5. Iterative Processing

Instead of doing the usual iterative loop, Bosque avoids the whole idea about looping and accessing array directly from the memory.

To multiply all elements of array using loop method:

int a[5] = {1, 2, 3, 4, 5};
int b[5];
for(int i=0; i<5; i++)
    b[i] = a[i]*2;

The same code in Bosque would look like:

var a = List[Int]@{1, 2, 3, 4, 5};
var b = a.map[Int](fn(x) => x*2);

So these were some notable features of Bosque but you can also have a look at the detailed view in their GitHub repository.

How to use Bosque?

In order to build the language the following are needed:

  • 64 bit Operating System
  • The LTS version of node.js ( According to your OS )
  • Typescript (install with: npm i typescript -g)
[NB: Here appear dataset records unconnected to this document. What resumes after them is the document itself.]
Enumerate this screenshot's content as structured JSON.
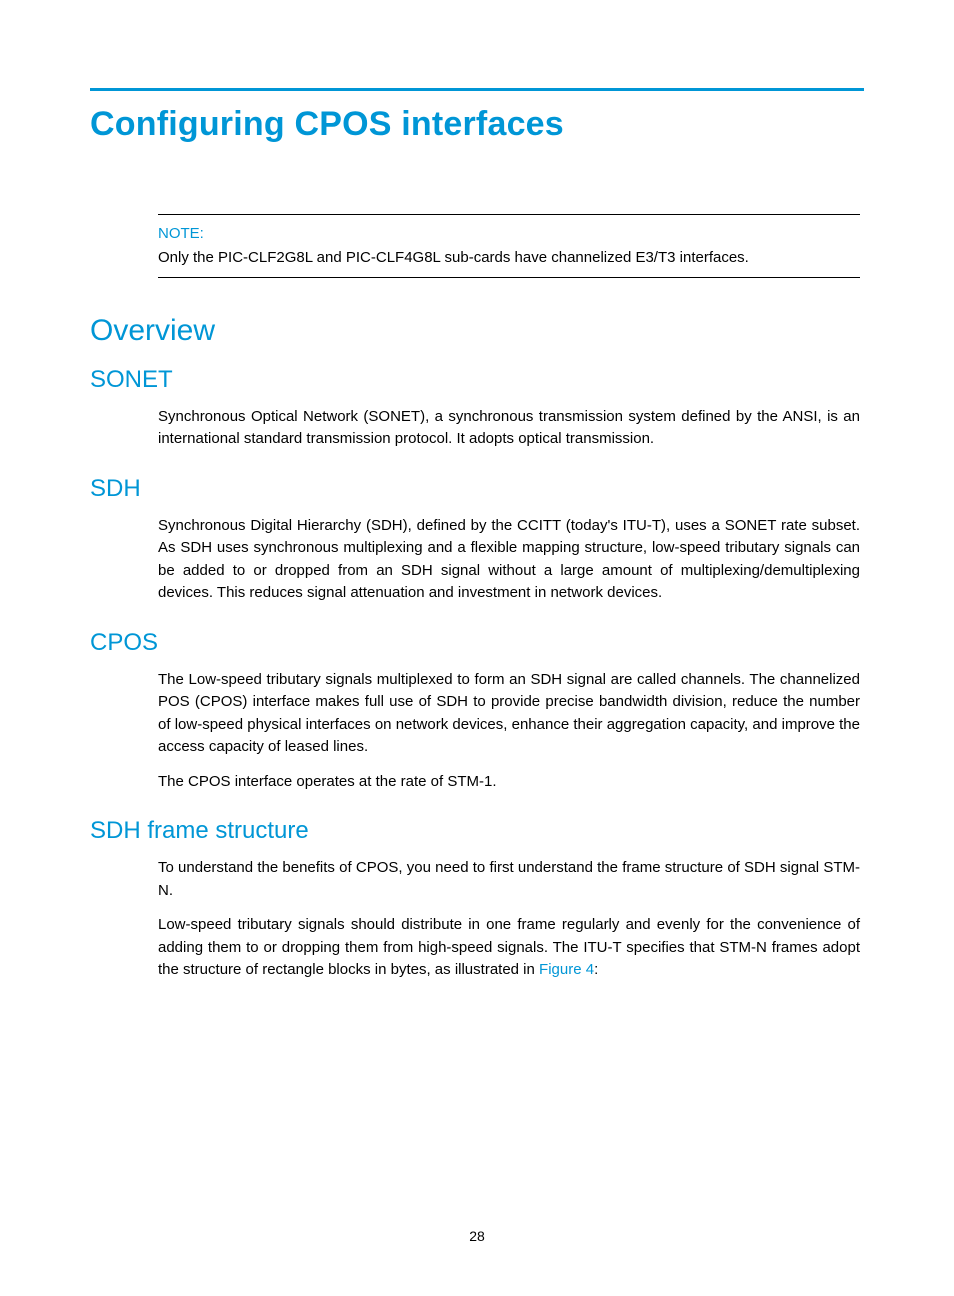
{
  "title": "Configuring CPOS interfaces",
  "note": {
    "label": "NOTE:",
    "text": "Only the PIC-CLF2G8L and PIC-CLF4G8L sub-cards have channelized E3/T3 interfaces."
  },
  "overview": {
    "heading": "Overview"
  },
  "sections": {
    "sonet": {
      "heading": "SONET",
      "p1": "Synchronous Optical Network (SONET), a synchronous transmission system defined by the ANSI, is an international standard transmission protocol. It adopts optical transmission."
    },
    "sdh": {
      "heading": "SDH",
      "p1": "Synchronous Digital Hierarchy (SDH), defined by the CCITT (today's ITU-T), uses a SONET rate subset. As SDH uses synchronous multiplexing and a flexible mapping structure, low-speed tributary signals can be added to or dropped from an SDH signal without a large amount of multiplexing/demultiplexing devices. This reduces signal attenuation and investment in network devices."
    },
    "cpos": {
      "heading": "CPOS",
      "p1": "The Low-speed tributary signals multiplexed to form an SDH signal are called channels. The channelized POS (CPOS) interface makes full use of SDH to provide precise bandwidth division, reduce the number of low-speed physical interfaces on network devices, enhance their aggregation capacity, and improve the access capacity of leased lines.",
      "p2": "The CPOS interface operates at the rate of STM-1."
    },
    "sdhframe": {
      "heading": "SDH frame structure",
      "p1": "To understand the benefits of CPOS, you need to first understand the frame structure of SDH signal STM-N.",
      "p2_pre": "Low-speed tributary signals should distribute in one frame regularly and evenly for the convenience of adding them to or dropping them from high-speed signals. The ITU-T specifies that STM-N frames adopt the structure of rectangle blocks in bytes, as illustrated in ",
      "p2_link": "Figure 4",
      "p2_post": ":"
    }
  },
  "pageNumber": "28"
}
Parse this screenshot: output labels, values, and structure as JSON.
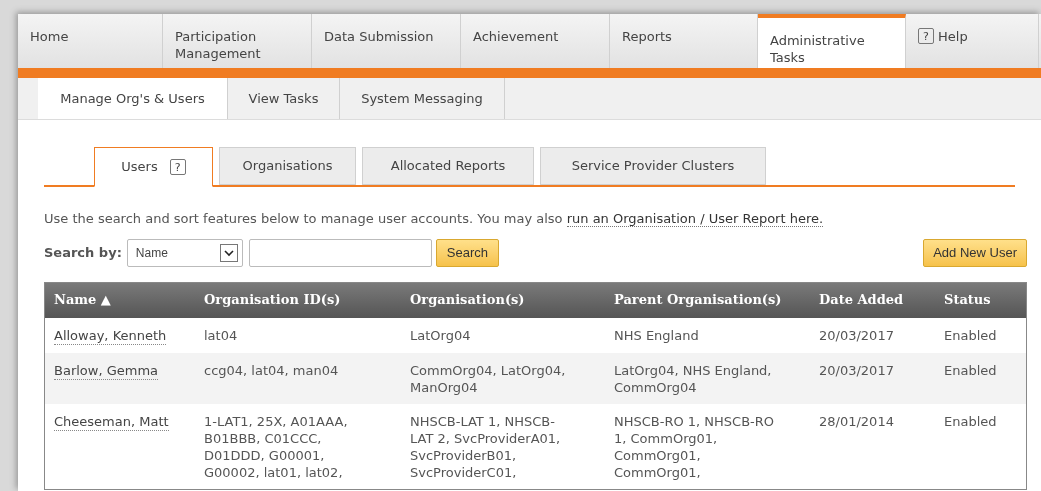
{
  "nav": [
    {
      "label": "Home",
      "selected": false,
      "kind": "text"
    },
    {
      "label": "Participation Management",
      "selected": false,
      "kind": "text"
    },
    {
      "label": "Data Submission",
      "selected": false,
      "kind": "text"
    },
    {
      "label": "Achievement",
      "selected": false,
      "kind": "text"
    },
    {
      "label": "Reports",
      "selected": false,
      "kind": "text"
    },
    {
      "label": "Administrative Tasks",
      "selected": true,
      "kind": "text"
    },
    {
      "label": "Help",
      "selected": false,
      "kind": "help",
      "icon": "?"
    }
  ],
  "subtabs": [
    {
      "label": "Manage Org's & Users",
      "selected": true
    },
    {
      "label": "View Tasks",
      "selected": false
    },
    {
      "label": "System Messaging",
      "selected": false
    }
  ],
  "tabs": [
    {
      "label": "Users",
      "selected": true,
      "icon": "?"
    },
    {
      "label": "Organisations",
      "selected": false
    },
    {
      "label": "Allocated Reports",
      "selected": false
    },
    {
      "label": "Service Provider Clusters",
      "selected": false
    }
  ],
  "intro": {
    "text": "Use the search and sort features below to manage user accounts. You may also",
    "link": "run an Organisation / User Report here."
  },
  "search": {
    "label": "Search by:",
    "select": "Name",
    "button": "Search"
  },
  "add_button": "Add New User",
  "table": {
    "columns": [
      "Name ▲",
      "Organisation ID(s)",
      "Organisation(s)",
      "Parent Organisation(s)",
      "Date Added",
      "Status"
    ],
    "rows": [
      {
        "cells": [
          [
            "Alloway, Kenneth"
          ],
          [
            "lat04"
          ],
          [
            "LatOrg04"
          ],
          [
            "NHS England"
          ],
          [
            "20/03/2017"
          ],
          [
            "Enabled"
          ]
        ]
      },
      {
        "cells": [
          [
            "Barlow, Gemma"
          ],
          [
            "ccg04, lat04, man04"
          ],
          [
            "CommOrg04, LatOrg04,",
            "ManOrg04"
          ],
          [
            "LatOrg04, NHS England,",
            "CommOrg04"
          ],
          [
            "20/03/2017"
          ],
          [
            "Enabled"
          ]
        ]
      },
      {
        "cells": [
          [
            "Cheeseman, Matt"
          ],
          [
            "1-LAT1, 25X, A01AAA,",
            "B01BBB, C01CCC,",
            "D01DDD, G00001,",
            "G00002, lat01, lat02,"
          ],
          [
            "NHSCB-LAT 1, NHSCB-",
            "LAT 2, SvcProviderA01,",
            "SvcProviderB01,",
            "SvcProviderC01,"
          ],
          [
            "NHSCB-RO 1, NHSCB-RO",
            "1, CommOrg01,",
            "CommOrg01,",
            "CommOrg01,"
          ],
          [
            "28/01/2014"
          ],
          [
            "Enabled"
          ]
        ]
      }
    ]
  }
}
You can get the Bosque repository here.

The ref_impl directory contains the reference implementation parser, type checker, interpreter, and command line runner. In this directory, you can build and test the Bosque reference implementation with:

npm install && npm run-script build && npm test

The ref_impl directory also contains a simple command line runner for standalone Bosque (.bsq) files. These files should have a single entry point function called main() as shown in the repository examples. The code in the file can be parsed, type checked, and executed with the following:

node bin/test/app_runner.js FILE.bsq

Mark believes that, just as structured programming, this regularized programming model will revolutionize to improved developer productivity, increased software quality, and enable a new level of developments in compilers and developer tooling.

He hopes his creation will soon find its place outside academia, probably in the cloud or server applications, since it “can fit very well in that niche and can be verified for correctness through symbolic analysis.”